Итак, занимает оно («общественное пространство») бывшие корпуса печальной памяти электромеханического завода. Место в целом, конечно, молодёжное – всякие кафешки, образовательные модули типа нашего, салон красоты, спортивный зал… О прежнем назначении территории напоминает торчащая прямо из земли достопримечательная труба старой кирпичной кладки, секрет которой, говорят, ныне утрачен, и несколько артефактов вроде большого раструба вентиляционной системы, выставленного на бетонном пьедестале. Мы занимаемся на третьем этаже, как заявлено здесь, бывшего ремонтного корпуса, сидим в креслах-подушках типа «груша», расположившись в круг, иной мебели в этом обширнейшем помещении нет, потолки высокие, стены разрисованы стилизованными чертежами неведомых изделий, намекающими на производство в исторические времена чего-то совершенно особенного, вероятно, секретного. По знаменательному совпадению, из окна видна улица, на которой мы жили с Риной в ведомственной квартире, и новый громоздкий дом, построенный на месте нашего. Не скажу, что этот вид меня вдохновляет, но за душу чем-то берёт.
Студийцев нас пятеро, все моложе меня, некоторые существенно. То есть «все» – это все «кроме меня», сам я в эти «все» не вхожу, потому что не могу быть младше себя самого, а значит, всё же не «все», – это Ирочка придирается к точности фразы. Ей двадцать один. Самая у нас молодая и самая взыскательная; пишет смешные рассказы. Ближайшая по возрасту ко мне – немногим за сорок – это Наталья. Назову, если так, остальных двух студийцев – Дибир и Миша (хотя сам не знаю, зачем это сделал). Ну и всё-таки я, не забыть бы себя для комплекта. Плюс наш коуч С. А., с ним шестеро. Налицо половой перекос. Что странно. Пишут сейчас преимущественно женщины. Они же преимущественно читают.

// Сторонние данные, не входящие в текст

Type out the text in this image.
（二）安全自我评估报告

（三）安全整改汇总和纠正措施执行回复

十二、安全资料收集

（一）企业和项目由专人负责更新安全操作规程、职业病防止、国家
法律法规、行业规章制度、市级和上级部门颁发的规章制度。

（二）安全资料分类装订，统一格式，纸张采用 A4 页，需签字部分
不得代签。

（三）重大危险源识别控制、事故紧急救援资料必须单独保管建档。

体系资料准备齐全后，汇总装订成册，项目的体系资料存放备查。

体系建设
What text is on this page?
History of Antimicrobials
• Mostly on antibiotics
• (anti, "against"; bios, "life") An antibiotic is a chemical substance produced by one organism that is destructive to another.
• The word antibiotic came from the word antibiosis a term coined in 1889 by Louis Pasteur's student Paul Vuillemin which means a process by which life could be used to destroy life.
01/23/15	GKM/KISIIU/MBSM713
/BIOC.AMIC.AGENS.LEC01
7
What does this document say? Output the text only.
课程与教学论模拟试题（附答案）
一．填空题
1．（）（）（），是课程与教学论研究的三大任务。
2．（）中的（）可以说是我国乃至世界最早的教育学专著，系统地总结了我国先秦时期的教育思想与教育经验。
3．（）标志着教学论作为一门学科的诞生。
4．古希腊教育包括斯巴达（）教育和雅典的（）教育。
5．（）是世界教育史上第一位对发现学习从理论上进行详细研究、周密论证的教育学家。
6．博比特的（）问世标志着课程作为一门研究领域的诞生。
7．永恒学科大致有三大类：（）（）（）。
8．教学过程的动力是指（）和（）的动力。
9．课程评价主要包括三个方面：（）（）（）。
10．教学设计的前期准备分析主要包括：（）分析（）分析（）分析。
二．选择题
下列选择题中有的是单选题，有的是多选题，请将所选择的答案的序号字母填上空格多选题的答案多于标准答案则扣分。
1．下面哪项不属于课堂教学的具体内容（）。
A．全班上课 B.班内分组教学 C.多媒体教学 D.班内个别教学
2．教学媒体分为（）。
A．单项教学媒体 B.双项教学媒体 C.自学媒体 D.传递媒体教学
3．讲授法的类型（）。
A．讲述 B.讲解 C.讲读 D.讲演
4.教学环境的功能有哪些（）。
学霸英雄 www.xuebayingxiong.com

Впрочем, я не такой ещё дедуля, как наш С. А., руководитель, корифей, мастер. Не достиг я и возраста, в каком на этих страницах являет себя беспокойный Буткевич. Иногда мне хочется списать-срисовать Буткевича, коль скоро о нём, с нашего преподавателя С. А., просто он перед глазами, бери и копируй, но, по правде, они мало похожи.
Я увлечён. Это совершенно новый для меня экспириенс – создавать текст.
Моя новая роль. Она требует самоотдачи. Роль начинающего литератора, причём с претензией. Нет, это действительно интересно. К тому же, судя по замечаниям С. А., у меня получается. Да я и сам вижу.
Ему понравилось начало. Он мне кое-что подсказал. Кроме того, он взял на себя труд редактуры. На моём примере (на примере первой главы) мы учились вычёркивать лишнее. Это не значит, что все читали всё, что здесь я пишу. Вовсе нет. Но две-три главы я по просьбе С. А. предоставил студии в качестве учебного полигона.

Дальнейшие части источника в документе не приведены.